文摘Introduction: Respiratory distress is a clinical condition accompanied by an increase in work of breathing, with the respiratory accessory muscles brought into play to ensure normal arterial oxygenation. It is a major cause of morbidity and mortality in pediatrics. The aim of our study was to investigate the epidemiological, clinical and therapeutic aspects of respiratory distress in children aged between 1 month and 15 years seen in the emergency department of the Bangui paediatric university hospital. Methodology: This was a 3-month descriptive cross-sectional study, from January 1 to March 31, 2023. All children aged 1 month to less than 15 years presenting with respiratory distress were included. Results: A total of 3021 children were admitted to the emergency medical services of Bangui’s pediatric university hospital. Of these, 164 were included in the study. The predominance was male, with a sex ratio of 1.09. The 0 - 2 age group was the most represented, with 67 patients (42.85%). The majority of patients came from Bangui, accounting for 146 (89.02%) of cases.
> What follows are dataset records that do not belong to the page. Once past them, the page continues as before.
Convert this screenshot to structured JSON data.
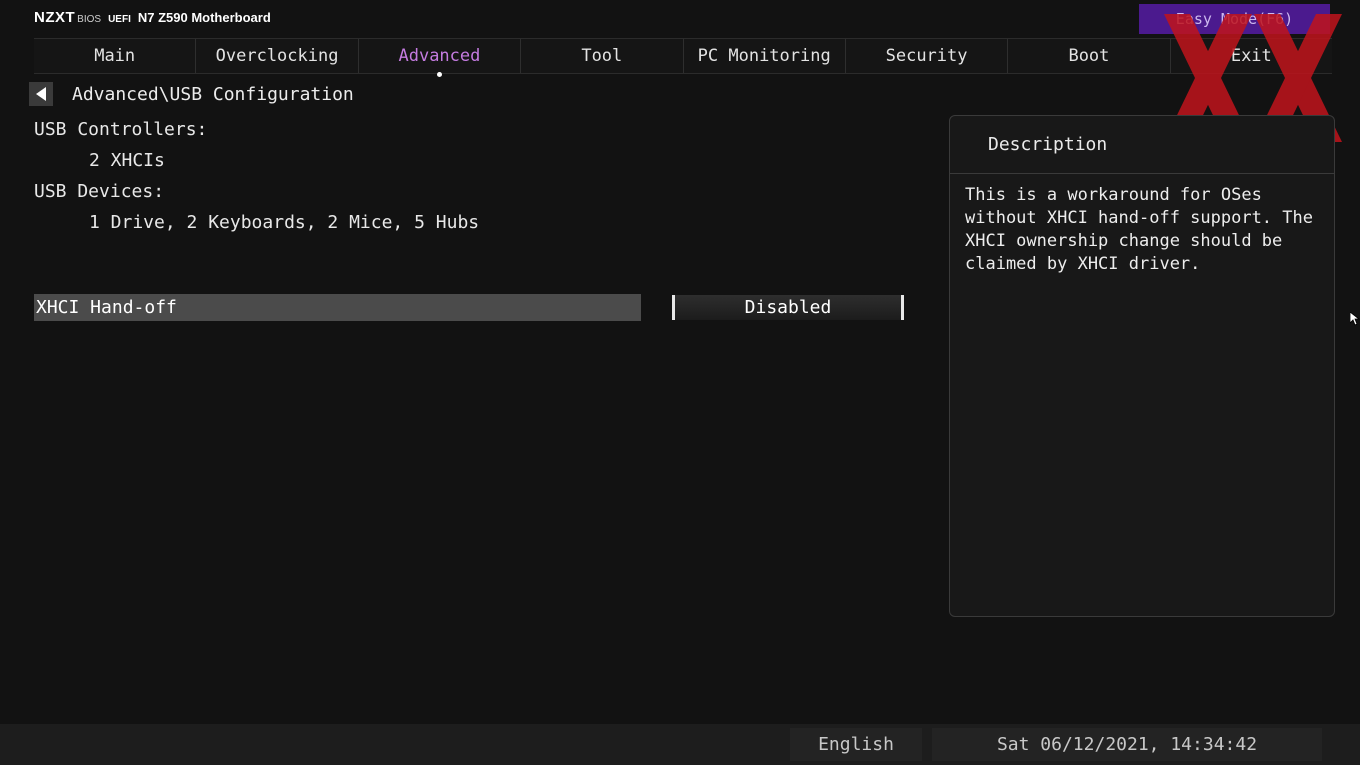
{
  "header": {
    "brand_logo": "NZXT",
    "brand_bios": "BIOS",
    "brand_uefi": "UEFI",
    "model": "N7 Z590 Motherboard",
    "easy_mode_label": "Easy Mode(F6)"
  },
  "tabs": [
    {
      "label": "Main",
      "active": false
    },
    {
      "label": "Overclocking",
      "active": false
    },
    {
      "label": "Advanced",
      "active": true
    },
    {
      "label": "Tool",
      "active": false
    },
    {
      "label": "PC Monitoring",
      "active": false
    },
    {
      "label": "Security",
      "active": false
    },
    {
      "label": "Boot",
      "active": false
    },
    {
      "label": "Exit",
      "active": false
    }
  ],
  "breadcrumb": "Advanced\\USB Configuration",
  "info": {
    "controllers_label": "USB Controllers:",
    "controllers_value": "2 XHCIs",
    "devices_label": "USB Devices:",
    "devices_value": "1 Drive, 2 Keyboards, 2 Mice, 5 Hubs"
  },
  "setting": {
    "label": "XHCI Hand-off",
    "value": "Disabled"
  },
  "description": {
    "title": "Description",
    "text": "This is a workaround for OSes without XHCI hand-off support. The XHCI ownership change should be claimed by XHCI driver."
  },
  "footer": {
    "language": "English",
    "datetime": "Sat 06/12/2021, 14:34:42"
  },
  "colors": {
    "accent_tab": "#c47be0",
    "easy_mode_bg": "#4b1a8e",
    "watermark": "#c0141c"
  },
  "icons": {
    "back": "triangle-left-icon",
    "watermark": "xx-watermark-icon",
    "cursor": "mouse-pointer-icon"
  }
}
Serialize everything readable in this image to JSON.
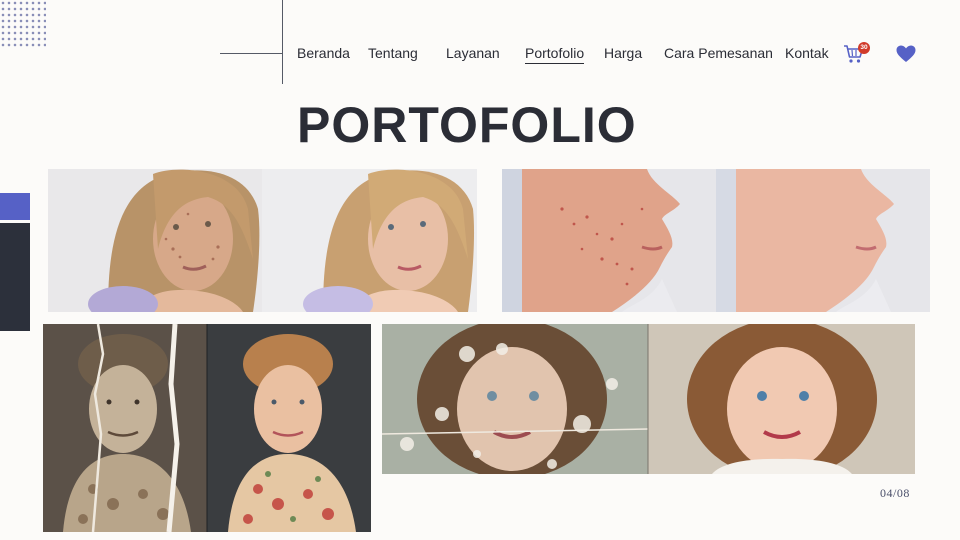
{
  "nav": {
    "items": [
      {
        "label": "Beranda",
        "active": false
      },
      {
        "label": "Tentang",
        "active": false
      },
      {
        "label": "Layanan",
        "active": false
      },
      {
        "label": "Portofolio",
        "active": true
      },
      {
        "label": "Harga",
        "active": false
      },
      {
        "label": "Cara Pemesanan",
        "active": false
      },
      {
        "label": "Kontak",
        "active": false
      }
    ],
    "cart_icon": "cart-icon",
    "cart_count": "30",
    "wishlist_icon": "heart-icon"
  },
  "page": {
    "title": "PORTOFOLIO",
    "page_number": "04/08"
  },
  "gallery": [
    {
      "name": "acne-portrait-before-after"
    },
    {
      "name": "acne-profile-before-after"
    },
    {
      "name": "torn-photo-restoration"
    },
    {
      "name": "child-photo-colorization"
    }
  ],
  "colors": {
    "accent": "#5661c6",
    "dark": "#2c303b",
    "background": "#fcfbf9",
    "badge": "#d13b2a"
  }
}
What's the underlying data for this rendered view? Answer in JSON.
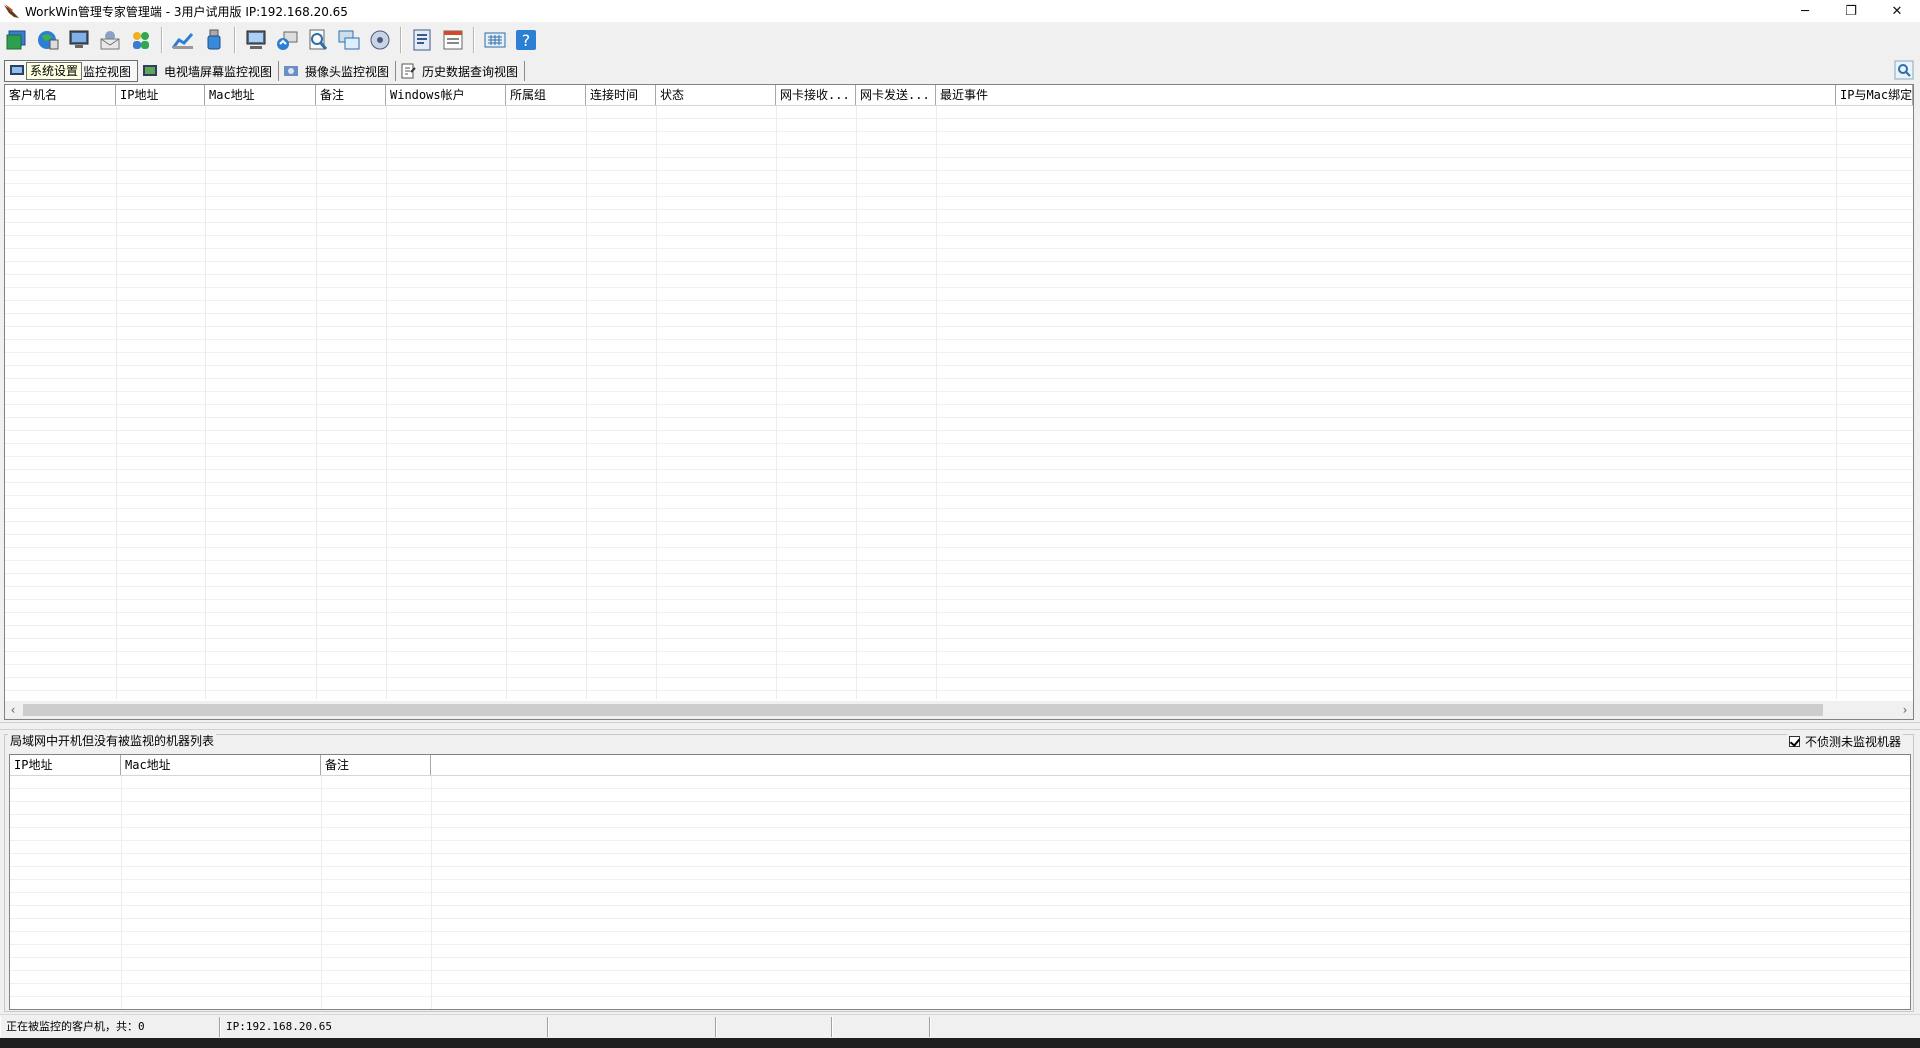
{
  "window": {
    "title": "WorkWin管理专家管理端 - 3用户试用版 IP:192.168.20.65",
    "minimize": "─",
    "restore": "❐",
    "close": "✕"
  },
  "toolbar": {
    "icons": [
      "console-icon",
      "network-globe-icon",
      "remote-screen-icon",
      "mail-icon",
      "users-icon",
      "chart-icon",
      "usb-icon",
      "monitor-icon",
      "broadcast-icon",
      "search-file-icon",
      "windows-icon",
      "disk-icon",
      "report-icon",
      "settings-list-icon",
      "keyboard-icon",
      "help-icon"
    ]
  },
  "tooltip": "系统设置",
  "tabs": [
    {
      "label": "监控视图",
      "icon": "screen-monitor-icon",
      "active": true
    },
    {
      "label": "电视墙屏幕监控视图",
      "icon": "tv-wall-icon",
      "active": false
    },
    {
      "label": "摄像头监控视图",
      "icon": "camera-icon",
      "active": false
    },
    {
      "label": "历史数据查询视图",
      "icon": "history-icon",
      "active": false
    }
  ],
  "main_grid": {
    "columns": [
      "客户机名",
      "IP地址",
      "Mac地址",
      "备注",
      "Windows帐户",
      "所属组",
      "连接时间",
      "状态",
      "网卡接收...",
      "网卡发送...",
      "最近事件",
      "IP与Mac绑定"
    ]
  },
  "bottom": {
    "group_title": "局域网中开机但没有被监视的机器列表",
    "checkbox_label": "不侦测未监视机器",
    "checkbox_checked": true,
    "columns": [
      "IP地址",
      "Mac地址",
      "备注"
    ]
  },
  "status": {
    "left": "正在被监控的客户机，共：0",
    "ip": "IP:192.168.20.65"
  }
}
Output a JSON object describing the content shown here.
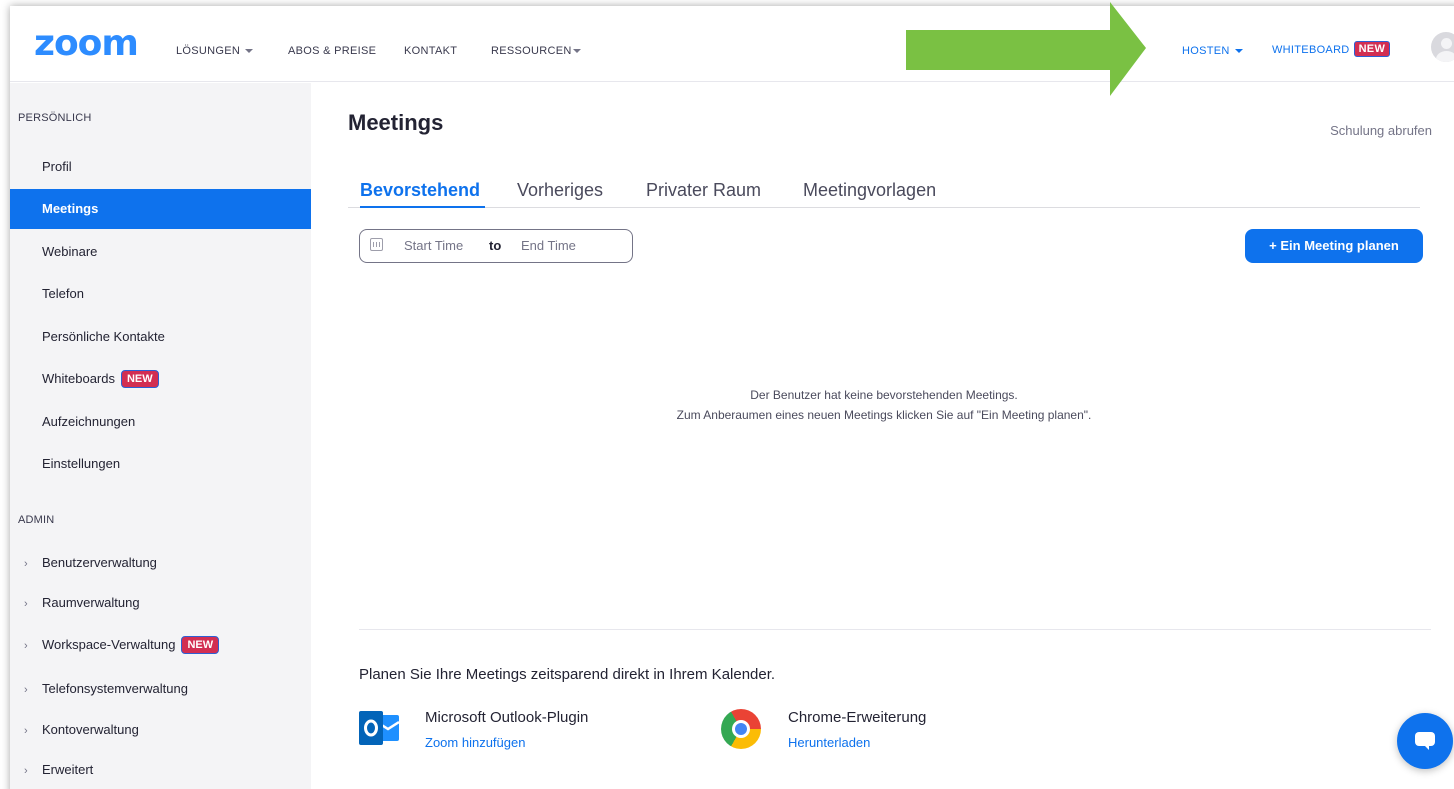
{
  "brand": {
    "logo": "zoom",
    "accent_color": "#0e72ed",
    "badge_color": "#d22e52"
  },
  "topnav": {
    "left_items": [
      {
        "label": "LÖSUNGEN",
        "has_caret": true
      },
      {
        "label": "ABOS & PREISE",
        "has_caret": false
      },
      {
        "label": "KONTAKT",
        "has_caret": false
      },
      {
        "label": "RESSOURCEN",
        "has_caret": true
      }
    ],
    "host_label": "HOSTEN",
    "whiteboard_label": "WHITEBOARD",
    "new_badge": "NEW",
    "avatar_icon": "user-avatar-icon"
  },
  "annotation": {
    "arrow_color": "#7ac143",
    "arrow_icon": "arrow-right-icon"
  },
  "sidebar": {
    "personal_header": "PERSÖNLICH",
    "items": [
      {
        "label": "Profil"
      },
      {
        "label": "Meetings",
        "active": true
      },
      {
        "label": "Webinare"
      },
      {
        "label": "Telefon"
      },
      {
        "label": "Persönliche Kontakte"
      },
      {
        "label": "Whiteboards",
        "badge": "NEW"
      },
      {
        "label": "Aufzeichnungen"
      },
      {
        "label": "Einstellungen"
      }
    ],
    "admin_header": "ADMIN",
    "admin_items": [
      {
        "label": "Benutzerverwaltung"
      },
      {
        "label": "Raumverwaltung"
      },
      {
        "label": "Workspace-Verwaltung",
        "badge": "NEW"
      },
      {
        "label": "Telefonsystemverwaltung"
      },
      {
        "label": "Kontoverwaltung"
      },
      {
        "label": "Erweitert"
      }
    ]
  },
  "main": {
    "title": "Meetings",
    "training_link": "Schulung abrufen",
    "tabs": [
      {
        "label": "Bevorstehend",
        "active": true
      },
      {
        "label": "Vorheriges"
      },
      {
        "label": "Privater Raum"
      },
      {
        "label": "Meetingvorlagen"
      }
    ],
    "date_range": {
      "icon": "calendar-icon",
      "start_placeholder": "Start Time",
      "separator": "to",
      "end_placeholder": "End Time"
    },
    "plan_button": "+  Ein Meeting planen",
    "empty_line1": "Der Benutzer hat keine bevorstehenden Meetings.",
    "empty_line2": "Zum Anberaumen eines neuen Meetings klicken Sie auf \"Ein Meeting planen\".",
    "calendar_title": "Planen Sie Ihre Meetings zeitsparend direkt in Ihrem Kalender.",
    "plugins": [
      {
        "icon": "outlook-icon",
        "name": "Microsoft Outlook-Plugin",
        "link": "Zoom hinzufügen"
      },
      {
        "icon": "chrome-icon",
        "name": "Chrome-Erweiterung",
        "link": "Herunterladen"
      }
    ]
  },
  "chat": {
    "icon": "chat-bubble-icon"
  }
}
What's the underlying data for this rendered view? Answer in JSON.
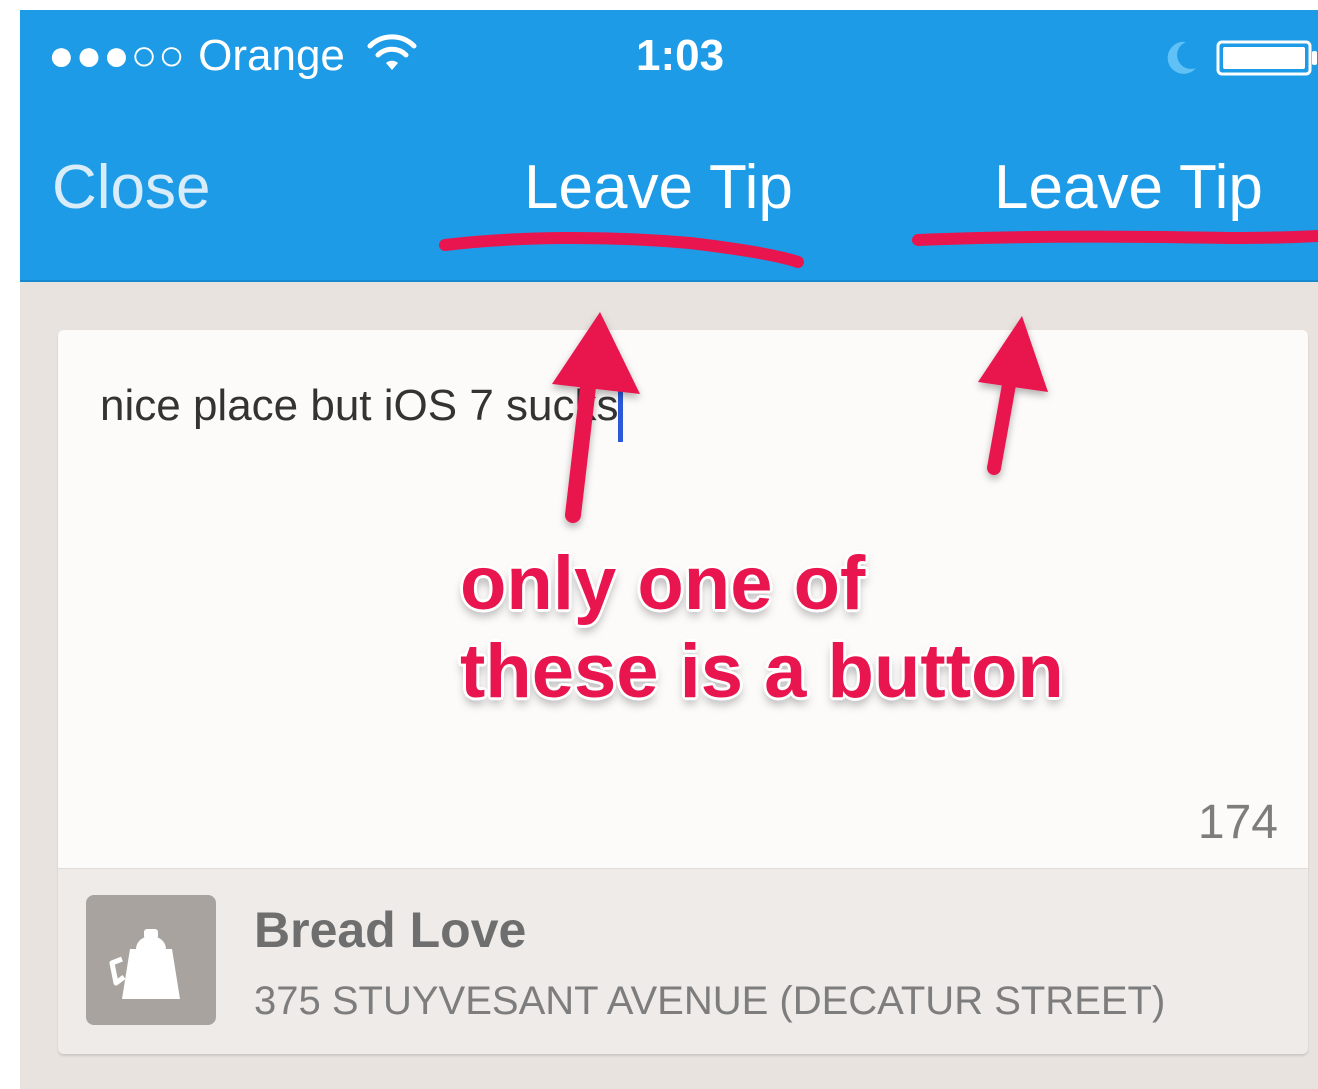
{
  "status_bar": {
    "signal_dots": "●●●○○",
    "carrier": "Orange",
    "wifi_icon": "wifi-icon",
    "time": "1:03",
    "moon_icon": "moon-icon",
    "battery_icon": "battery-icon"
  },
  "nav_bar": {
    "close_label": "Close",
    "title": "Leave Tip",
    "action_label": "Leave Tip"
  },
  "tip_form": {
    "text_value": "nice place but iOS 7 sucks",
    "char_count": "174"
  },
  "venue": {
    "icon": "coffee-pot-icon",
    "name": "Bread Love",
    "address": "375 STUYVESANT AVENUE (DECATUR STREET)"
  },
  "annotation": {
    "line1": "only one of",
    "line2": "these is a button"
  },
  "colors": {
    "nav_blue": "#1e9be6",
    "annotation_red": "#e8154e",
    "page_bg": "#e8e3df",
    "card_bg": "#fcfbfa",
    "cursor_blue": "#2b59d8"
  }
}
Respiratory difficulty (59.15%), characterized by dyspnea and cough, associated with fever, vomiting, physical asthenia and diarrhea, were the main reasons for consultation. The main pathologies noted were respiratory 92 (56.10%), followed by cardiac pathologies 21 (12.8%). Antibiotic administration (76.82%) was the most common therapeutic procedure used in the management of respiratory distress. Conclusion: Respiratory distress remains an important cause of infant mortality in our context, with major management problems.